Cet article est fourni à titre informatif. Je ne suis ni juriste ni avocate : en cas de doute sur ta situation personnelle, rapproche-toi de la DGCCRF de ta région ou d’une professionnelle des normes (voir plus bas).

Tu couds des doudous, tu as un modèle qui plaît, une autrice t’a même donné l’autorisation d’utiliser et de vendre son patron… et pourtant, la réponse à la question posée en titre est non.
Tu ne peux pas vendre une peluche destinée aux enfants sans avoir au préalable vérifié et documenté sa conformité aux exigences de sécurité applicables et établi la déclaration CE de conformité. Selon la situation, cette conformité peut être démontrée par une procédure d’autocontrôle ou nécessiter l’intervention d’un organisme tiers.
Je sais, ça pique. Ce n’est pas le message qu’on a envie de lire quand on rêve de transformer sa passion en petite activité. Mais les jouets pour enfants sont parmi les produits les plus réglementés qui existent — et c’est plutôt une bonne nouvelle pour les familles qui les achètent. Cet article n’a pas pour but de te décourager, mais de t’informer clairement, sources à l’appui, pour que tu partes sur des bases saines.
Une peluche, c’est un jouet, même quand ça n’en a pas l’air !
Le premier réflexe à avoir, c’est d’oublier l’idée qu’on pourrait « contourner » la réglementation en présentant sa création autrement. La directive européenne 2009/48/CE sur la sécurité des jouets définit un jouet comme tout produit conçu ou manifestement destiné à être utilisé à des fins de jeu par des enfants de moins de 14 ans.

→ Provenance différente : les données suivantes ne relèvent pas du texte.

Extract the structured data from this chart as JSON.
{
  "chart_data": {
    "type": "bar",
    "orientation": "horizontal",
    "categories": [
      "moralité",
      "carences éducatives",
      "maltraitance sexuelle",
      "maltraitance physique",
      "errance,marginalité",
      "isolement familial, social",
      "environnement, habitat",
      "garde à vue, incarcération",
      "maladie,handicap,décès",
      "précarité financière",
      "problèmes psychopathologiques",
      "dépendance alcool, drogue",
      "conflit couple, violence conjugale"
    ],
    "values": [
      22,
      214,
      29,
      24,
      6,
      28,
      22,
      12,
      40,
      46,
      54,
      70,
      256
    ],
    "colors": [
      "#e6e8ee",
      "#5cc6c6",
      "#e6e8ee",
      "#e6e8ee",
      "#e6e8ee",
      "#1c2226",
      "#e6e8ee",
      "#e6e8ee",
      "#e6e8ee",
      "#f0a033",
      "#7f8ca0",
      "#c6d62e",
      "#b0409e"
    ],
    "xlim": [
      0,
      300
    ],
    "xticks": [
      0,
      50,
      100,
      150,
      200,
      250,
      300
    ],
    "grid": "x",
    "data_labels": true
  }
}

Cette définition est volontairement très large.
Concrètement : si ta création ressemble à une peluche, ou qu’un enfant peut raisonnablement la percevoir comme un jouet, elle est un jouet aux yeux de la loi — quelle que soit l’intention que tu lui donnes (décoration, porte-clés, etc.).
Deux exemples officiels illustrent bien ce point :
- Le document de la Commission européenne qui liste les produits considérés comme jouets ou non précise que des coussins en forme d’animaux sont classés comme jouets par les autorités, et doivent donc répondre à la directive 2009/48/CE (exemples cités par Les Pies Bavardes, qui renvoie à ce document de la Commission).

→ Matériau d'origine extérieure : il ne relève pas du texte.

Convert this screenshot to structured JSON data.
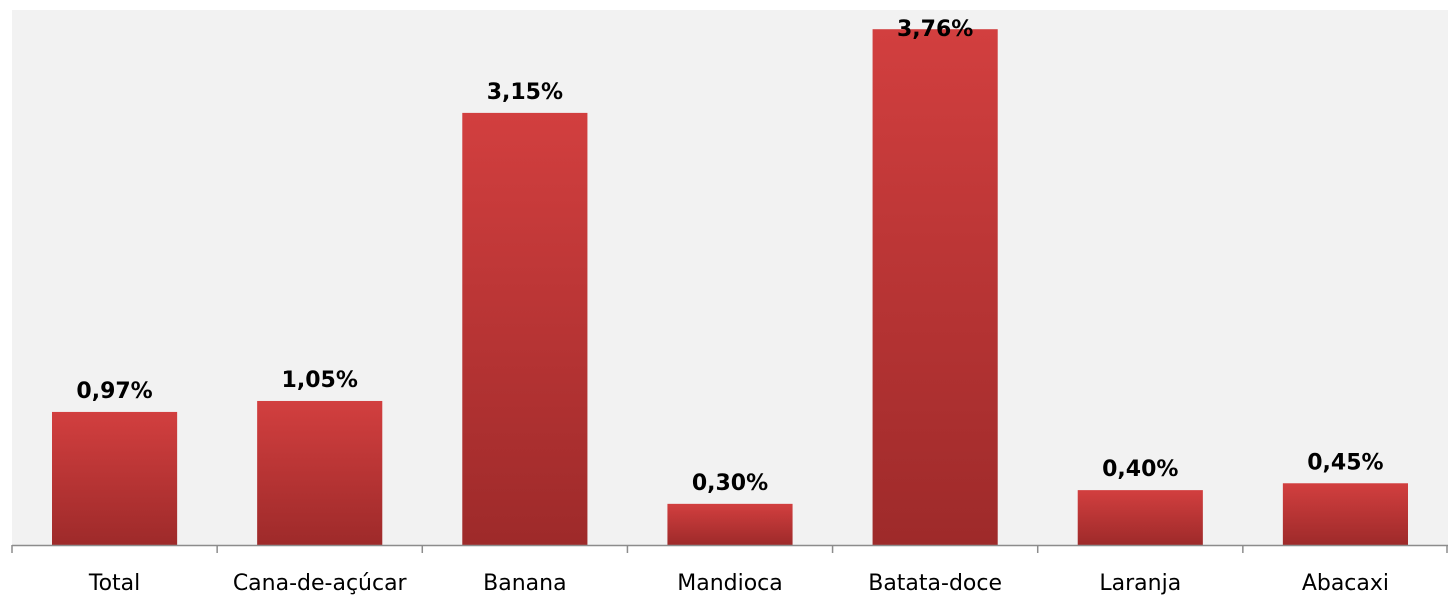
{
  "chart_data": {
    "type": "bar",
    "title": "",
    "xlabel": "",
    "ylabel": "",
    "categories": [
      "Total",
      "Cana-de-açúcar",
      "Banana",
      "Mandioca",
      "Batata-doce",
      "Laranja",
      "Abacaxi"
    ],
    "values": [
      0.97,
      1.05,
      3.15,
      0.3,
      3.76,
      0.4,
      0.45
    ],
    "data_labels": [
      "0,97%",
      "1,05%",
      "3,15%",
      "0,30%",
      "3,76%",
      "0,40%",
      "0,45%"
    ],
    "ylim": [
      0,
      3.9
    ],
    "grid": false,
    "legend": "none",
    "colors": {
      "plot_background": "#f2f2f2",
      "bar_top": "#d23f3f",
      "bar_bottom": "#9e2a2a",
      "axis": "#8c8c8c"
    }
  }
}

- Le centre de certification belge Centexbel donne un exemple encore plus parlant : un porte-clés avec un animal en peluche est considéré comme un jouet et entre dans le champ d’application de la directive.

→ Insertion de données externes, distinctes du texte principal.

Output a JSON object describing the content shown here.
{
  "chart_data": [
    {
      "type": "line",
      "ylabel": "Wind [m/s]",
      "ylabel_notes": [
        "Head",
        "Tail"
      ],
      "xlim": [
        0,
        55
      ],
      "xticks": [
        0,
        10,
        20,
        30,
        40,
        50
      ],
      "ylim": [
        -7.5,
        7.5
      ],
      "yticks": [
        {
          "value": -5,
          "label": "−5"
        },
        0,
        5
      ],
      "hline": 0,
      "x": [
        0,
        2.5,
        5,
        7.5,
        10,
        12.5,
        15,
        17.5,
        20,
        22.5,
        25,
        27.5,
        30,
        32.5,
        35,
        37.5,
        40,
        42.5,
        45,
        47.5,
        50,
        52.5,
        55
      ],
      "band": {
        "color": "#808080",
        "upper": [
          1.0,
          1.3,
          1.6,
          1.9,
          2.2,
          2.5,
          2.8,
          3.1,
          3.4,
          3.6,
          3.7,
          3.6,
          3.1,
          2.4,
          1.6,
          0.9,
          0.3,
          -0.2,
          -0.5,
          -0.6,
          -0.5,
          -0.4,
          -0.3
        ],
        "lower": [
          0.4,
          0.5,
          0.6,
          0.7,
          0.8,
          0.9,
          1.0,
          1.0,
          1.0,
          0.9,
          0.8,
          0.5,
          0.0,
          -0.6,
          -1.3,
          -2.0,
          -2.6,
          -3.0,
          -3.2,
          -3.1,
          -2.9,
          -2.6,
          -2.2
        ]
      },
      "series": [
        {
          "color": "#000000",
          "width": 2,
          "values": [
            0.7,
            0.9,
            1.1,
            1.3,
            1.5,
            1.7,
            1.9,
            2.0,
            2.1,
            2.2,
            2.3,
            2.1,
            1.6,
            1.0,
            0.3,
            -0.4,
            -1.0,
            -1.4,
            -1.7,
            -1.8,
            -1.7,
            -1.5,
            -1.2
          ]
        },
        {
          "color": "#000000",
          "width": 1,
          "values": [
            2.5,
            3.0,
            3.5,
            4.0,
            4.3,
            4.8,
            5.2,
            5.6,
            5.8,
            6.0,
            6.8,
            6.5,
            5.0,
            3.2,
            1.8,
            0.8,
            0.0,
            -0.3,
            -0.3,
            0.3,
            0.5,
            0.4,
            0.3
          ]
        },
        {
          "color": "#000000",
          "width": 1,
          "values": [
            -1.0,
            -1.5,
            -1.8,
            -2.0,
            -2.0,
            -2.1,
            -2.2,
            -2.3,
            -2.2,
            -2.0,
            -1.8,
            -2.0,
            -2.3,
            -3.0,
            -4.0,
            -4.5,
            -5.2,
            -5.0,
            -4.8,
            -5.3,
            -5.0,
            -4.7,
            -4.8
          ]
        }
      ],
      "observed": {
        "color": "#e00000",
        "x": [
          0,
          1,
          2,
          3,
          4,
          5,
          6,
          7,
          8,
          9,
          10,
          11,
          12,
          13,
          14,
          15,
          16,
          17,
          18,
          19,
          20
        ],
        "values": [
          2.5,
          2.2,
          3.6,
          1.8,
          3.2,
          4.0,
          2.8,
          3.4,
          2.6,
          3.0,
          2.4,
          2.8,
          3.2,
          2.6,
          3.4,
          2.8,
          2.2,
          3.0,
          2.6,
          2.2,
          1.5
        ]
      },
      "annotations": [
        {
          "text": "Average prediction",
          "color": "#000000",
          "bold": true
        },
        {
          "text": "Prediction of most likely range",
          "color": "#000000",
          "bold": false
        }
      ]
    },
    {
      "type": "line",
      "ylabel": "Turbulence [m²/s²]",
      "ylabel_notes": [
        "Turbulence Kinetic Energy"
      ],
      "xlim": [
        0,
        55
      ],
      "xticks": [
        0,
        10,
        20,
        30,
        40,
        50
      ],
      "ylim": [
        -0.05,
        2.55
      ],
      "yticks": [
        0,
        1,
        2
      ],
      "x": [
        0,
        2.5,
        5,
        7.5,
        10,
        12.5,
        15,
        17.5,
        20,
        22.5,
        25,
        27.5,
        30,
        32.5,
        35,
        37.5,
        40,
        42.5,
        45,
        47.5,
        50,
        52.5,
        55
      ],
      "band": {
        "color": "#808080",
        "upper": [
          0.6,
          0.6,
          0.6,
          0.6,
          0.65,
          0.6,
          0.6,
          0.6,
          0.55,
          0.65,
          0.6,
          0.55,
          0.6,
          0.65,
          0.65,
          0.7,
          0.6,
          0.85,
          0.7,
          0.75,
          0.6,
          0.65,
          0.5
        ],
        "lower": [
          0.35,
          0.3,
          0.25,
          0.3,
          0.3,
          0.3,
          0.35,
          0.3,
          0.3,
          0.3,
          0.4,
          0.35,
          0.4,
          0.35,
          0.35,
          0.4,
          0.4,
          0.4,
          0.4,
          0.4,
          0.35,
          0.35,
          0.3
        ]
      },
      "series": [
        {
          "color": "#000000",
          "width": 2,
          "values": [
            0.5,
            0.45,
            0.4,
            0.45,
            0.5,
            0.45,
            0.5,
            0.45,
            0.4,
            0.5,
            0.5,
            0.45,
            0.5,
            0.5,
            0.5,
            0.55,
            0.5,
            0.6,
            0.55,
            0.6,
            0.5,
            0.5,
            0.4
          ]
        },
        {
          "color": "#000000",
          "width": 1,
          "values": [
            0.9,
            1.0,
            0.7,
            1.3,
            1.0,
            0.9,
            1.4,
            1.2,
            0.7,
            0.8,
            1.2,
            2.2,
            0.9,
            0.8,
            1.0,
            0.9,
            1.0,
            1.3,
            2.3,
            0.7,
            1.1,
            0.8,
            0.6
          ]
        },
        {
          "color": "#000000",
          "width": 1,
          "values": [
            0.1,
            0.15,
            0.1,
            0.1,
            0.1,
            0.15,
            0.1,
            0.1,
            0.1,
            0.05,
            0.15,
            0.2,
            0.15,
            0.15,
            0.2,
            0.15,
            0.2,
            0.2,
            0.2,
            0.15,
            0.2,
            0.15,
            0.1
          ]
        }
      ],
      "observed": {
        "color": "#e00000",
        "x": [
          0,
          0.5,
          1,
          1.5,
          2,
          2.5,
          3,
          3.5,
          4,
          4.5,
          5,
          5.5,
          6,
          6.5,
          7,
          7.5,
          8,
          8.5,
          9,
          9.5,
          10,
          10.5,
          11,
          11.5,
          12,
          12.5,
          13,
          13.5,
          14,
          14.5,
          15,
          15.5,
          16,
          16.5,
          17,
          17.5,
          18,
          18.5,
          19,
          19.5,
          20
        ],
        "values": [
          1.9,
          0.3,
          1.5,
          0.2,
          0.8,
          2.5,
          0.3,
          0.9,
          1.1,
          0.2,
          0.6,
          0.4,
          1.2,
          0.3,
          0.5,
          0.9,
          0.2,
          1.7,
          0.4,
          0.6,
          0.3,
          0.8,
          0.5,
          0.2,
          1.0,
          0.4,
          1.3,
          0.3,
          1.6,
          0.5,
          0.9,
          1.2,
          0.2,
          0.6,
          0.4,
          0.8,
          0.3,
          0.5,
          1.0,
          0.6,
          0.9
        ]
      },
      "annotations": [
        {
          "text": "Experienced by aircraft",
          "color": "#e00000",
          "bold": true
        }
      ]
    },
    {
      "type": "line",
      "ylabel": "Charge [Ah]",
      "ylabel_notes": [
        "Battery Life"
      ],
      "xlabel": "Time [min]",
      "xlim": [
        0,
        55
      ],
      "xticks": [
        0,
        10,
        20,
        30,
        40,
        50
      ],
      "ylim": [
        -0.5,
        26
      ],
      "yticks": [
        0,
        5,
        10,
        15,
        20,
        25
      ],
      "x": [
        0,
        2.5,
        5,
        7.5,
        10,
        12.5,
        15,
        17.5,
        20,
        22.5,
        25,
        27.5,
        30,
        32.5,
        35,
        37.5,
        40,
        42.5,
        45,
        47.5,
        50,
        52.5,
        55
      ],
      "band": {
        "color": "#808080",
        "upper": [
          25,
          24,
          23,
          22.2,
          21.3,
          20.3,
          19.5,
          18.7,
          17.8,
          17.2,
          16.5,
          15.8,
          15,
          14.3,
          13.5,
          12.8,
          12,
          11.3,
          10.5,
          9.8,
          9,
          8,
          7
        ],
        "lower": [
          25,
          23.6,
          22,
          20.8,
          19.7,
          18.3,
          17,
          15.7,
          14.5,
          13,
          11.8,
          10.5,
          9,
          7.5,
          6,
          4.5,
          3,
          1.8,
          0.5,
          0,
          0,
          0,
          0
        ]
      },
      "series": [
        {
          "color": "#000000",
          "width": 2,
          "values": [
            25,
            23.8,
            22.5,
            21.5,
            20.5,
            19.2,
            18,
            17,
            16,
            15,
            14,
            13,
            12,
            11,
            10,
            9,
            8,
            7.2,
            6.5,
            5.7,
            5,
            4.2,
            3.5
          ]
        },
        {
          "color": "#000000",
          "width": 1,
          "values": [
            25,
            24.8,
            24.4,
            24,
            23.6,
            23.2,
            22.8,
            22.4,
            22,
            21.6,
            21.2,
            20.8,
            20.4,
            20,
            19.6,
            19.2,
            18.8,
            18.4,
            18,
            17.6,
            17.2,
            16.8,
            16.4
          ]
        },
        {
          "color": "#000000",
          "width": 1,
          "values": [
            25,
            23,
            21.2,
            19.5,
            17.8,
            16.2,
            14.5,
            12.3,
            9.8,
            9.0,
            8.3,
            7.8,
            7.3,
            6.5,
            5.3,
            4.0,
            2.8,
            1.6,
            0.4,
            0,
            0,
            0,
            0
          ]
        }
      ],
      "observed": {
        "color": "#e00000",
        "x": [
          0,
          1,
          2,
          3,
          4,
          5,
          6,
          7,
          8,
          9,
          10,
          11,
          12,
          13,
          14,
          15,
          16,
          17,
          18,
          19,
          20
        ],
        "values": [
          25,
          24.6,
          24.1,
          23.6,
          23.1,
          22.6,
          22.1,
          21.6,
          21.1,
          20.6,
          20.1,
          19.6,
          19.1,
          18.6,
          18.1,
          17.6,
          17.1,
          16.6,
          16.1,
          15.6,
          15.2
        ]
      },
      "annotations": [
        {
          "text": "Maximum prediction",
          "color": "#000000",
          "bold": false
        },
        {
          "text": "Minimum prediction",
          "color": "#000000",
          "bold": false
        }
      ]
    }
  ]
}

Donc non, tu ne peux pas coudre une peluche et la vendre comme un simple « objet de décoration de chambre d’enfant » pour échapper aux tests. Si ça ressemble à une peluche et qu’elle peut atterrir dans les mains d’un enfant, c’est un jouet, point. (Seule vraie échappatoire reconnue : présenter clairement le produit comme un objet de collection pour adultes, avec une mention explicite en ce sens — mais cela ne fonctionne que si l’objet n’attire pas visuellement les tout-petits.)
Ce que dit la réglementation, en clair
La sécurité des jouets vendus dans l’Union européenne est encadrée depuis 2011 par la directive 2009/48/CE. Elle impose trois grandes familles d’exigences, reprises dans les normes NF EN 71 :



- NF EN 71-1 : Propriétés mécaniques et physiques (solidité, absence de petites pièces détachables, résistance des coutures…)
- NF EN 71-2 : inflammabilité. Analyse la vitesse de propagation des flammes sur un jouet pour s’assurer que les enfants aient le temps de s’en éloigner si le jouet venait à prendre feu.
- NF EN 71-3 : Propriétés chimiques (migration de certains métaux et substances dans les textiles, teintures, etc.)
Pour pouvoir apposer le marquage CE sur une peluche, il faut avoir vérifié sa conformité à ces trois normes — soit en laboratoire, soit par un « autocontrôle » documenté si tu es en mesure de prouver la conformité de chacun de tes composants (voir plus bas).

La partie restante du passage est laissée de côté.